Thursday, Oct. 25, 2007
Profile
By Gilbert Cruz
In August 2006, Bobby Jindal had to unexpectedly help his wife Supriya deliver the couple's third child at home. It was possibly the only thing that has happened in his life for which he didn't have a multipoint plan. Louisiana's new Republican Governor boasts a level of ever-prepared wonkiness that doesn't typically appeal to the state's voters, who often opt for colorful pols, glad handers and bons vivants. Jindal knows he'll never be that guy. Why try to fake it? "For too long, politics have been entertainment in Louisiana," he tells me two days after winning the state's off-year election on Oct. 20. "I may not be the guy you want to go to the party with. But I do want to be the guy who is remembered for competence and honesty."
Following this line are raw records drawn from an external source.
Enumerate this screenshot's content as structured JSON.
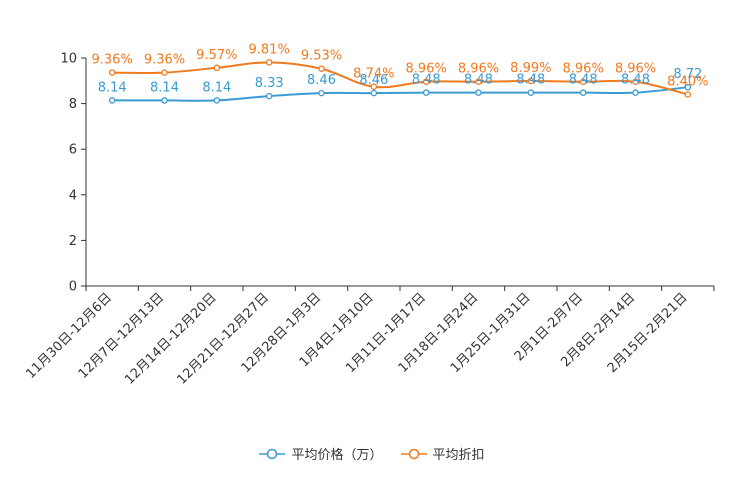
{
  "chart_data": {
    "type": "line",
    "categories": [
      "11月30日-12月6日",
      "12月7日-12月13日",
      "12月14日-12月20日",
      "12月21日-12月27日",
      "12月28日-1月3日",
      "1月4日-1月10日",
      "1月11日-1月17日",
      "1月18日-1月24日",
      "1月25日-1月31日",
      "2月1日-2月7日",
      "2月8日-2月14日",
      "2月15日-2月21日"
    ],
    "series": [
      {
        "name": "平均价格（万）",
        "color": "#3a9bd0",
        "values": [
          8.14,
          8.14,
          8.14,
          8.33,
          8.46,
          8.46,
          8.48,
          8.48,
          8.48,
          8.48,
          8.48,
          8.72
        ],
        "labels": [
          "8.14",
          "8.14",
          "8.14",
          "8.33",
          "8.46",
          "8.46",
          "8.48",
          "8.48",
          "8.48",
          "8.48",
          "8.48",
          "8.72"
        ]
      },
      {
        "name": "平均折扣",
        "color": "#f07a1e",
        "values": [
          9.36,
          9.36,
          9.57,
          9.81,
          9.53,
          8.74,
          8.96,
          8.96,
          8.99,
          8.96,
          8.96,
          8.4
        ],
        "labels": [
          "9.36%",
          "9.36%",
          "9.57%",
          "9.81%",
          "9.53%",
          "8.74%",
          "8.96%",
          "8.96%",
          "8.99%",
          "8.96%",
          "8.96%",
          "8.40%"
        ]
      }
    ],
    "y_ticks": [
      "0",
      "2",
      "4",
      "6",
      "8",
      "10"
    ],
    "ylim": [
      0,
      10
    ],
    "title": "",
    "xlabel": "",
    "ylabel": "",
    "grid": false,
    "legend_position": "bottom"
  }
}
Competence and honesty are two words for the GOP that--following a recent spate of ethical scandals--have proved elusive. Yet 36-year-old Jindal, a second-term Congressman, was able to win Louisiana's highest office (a position that has almost always been held by a Democrat) on a platform of ethics reform and eliminating corruption. Following his January inauguration, Jindal will be the nation's youngest Governor, one of the Republican Party's few rising stars and the first Indian American to occupy a Governor's mansion.
Jindal, the son of Punjabi immigrants, studied at Oxford as a Rhodes scholar and was tapped to lead Louisiana's gargantuan health department at the absurdly young age of 24. Over the next seven years, Jindal headed up one of the state's university systems and served as an assistant secretary of the Department of Health and Human Services in the Bush Administration. It's the kind of resume for which the term wunderkind exists.
Yet even whiz kids suffer setbacks. In 2003, despite never having run for office, Jindal lost the gubernatorial race by only four points to Democrat Kathleen Blanco. He had led the race for months, and while Jindal will never admit it, his ethnicity likely played at least some part in his defeat. Despite a college-era conversion from Hinduism to Catholicism and his close alignment with the passionately pro-life wing of the GOP, Jindal could not convince rural voters in the state's north, who had voted for white supremacist David Duke less than two decades earlier, to give him their support. Not easily dissuaded, Jindal ran for and won the congressional seat vacated by Senator David Vitter one year later. He was elected freshman-class president, and within a month of taking office, he masterminded a photo op at the 2005 State of the Union Address, convincing some of his fellow Republicans to ink their fingers purple in solidarity with Iraqi voters, who had recently cast ballots in an open election.
It's that kind of shrewd political maneuver, combined with Jindal's technocratic background, that critics use to try to cast him as an overly ambitious and unfeeling bureaucrat. But these days, many Louisianans are willing to welcome a little wonkery. This gubernatorial election, the first since Hurricane Katrina in 2005, was widely seen as pivotal for a state struggling to recover from the storm's devastation, stem an exodus of young talent, and halt a rising crime rate that has made it one of the most dangerous states in the nation. (The day of the election, three men were shot in New Orleans, America's deadliest city.) Taking advantage of dissatisfaction with the state's Democratic leadership--current Governor Blanco and New Orleans Mayor Ray Nagin were widely criticized for their botched responses to the hurricane--Jindal overwhelmed Louisianans with a battery of detailed plans for ethics reform, economic development and hurricane-recovery efforts.
For once, competence--or at least the promise of it--seems to have trumped race, one of Louisiana politics' most powerful emotional motivators. Jindal, a man who speaks in veritable sheets of words, has few campaign-worthy slogans. Yet at his victory party, where attention was split between his speech and the LSU-Auburn game, Jindal used a memorable one to explain his victory: "Who you know is not more important than what you know." Bobby Jindal knows a lot. Seriously. Just take a look at any of his 12-point plans.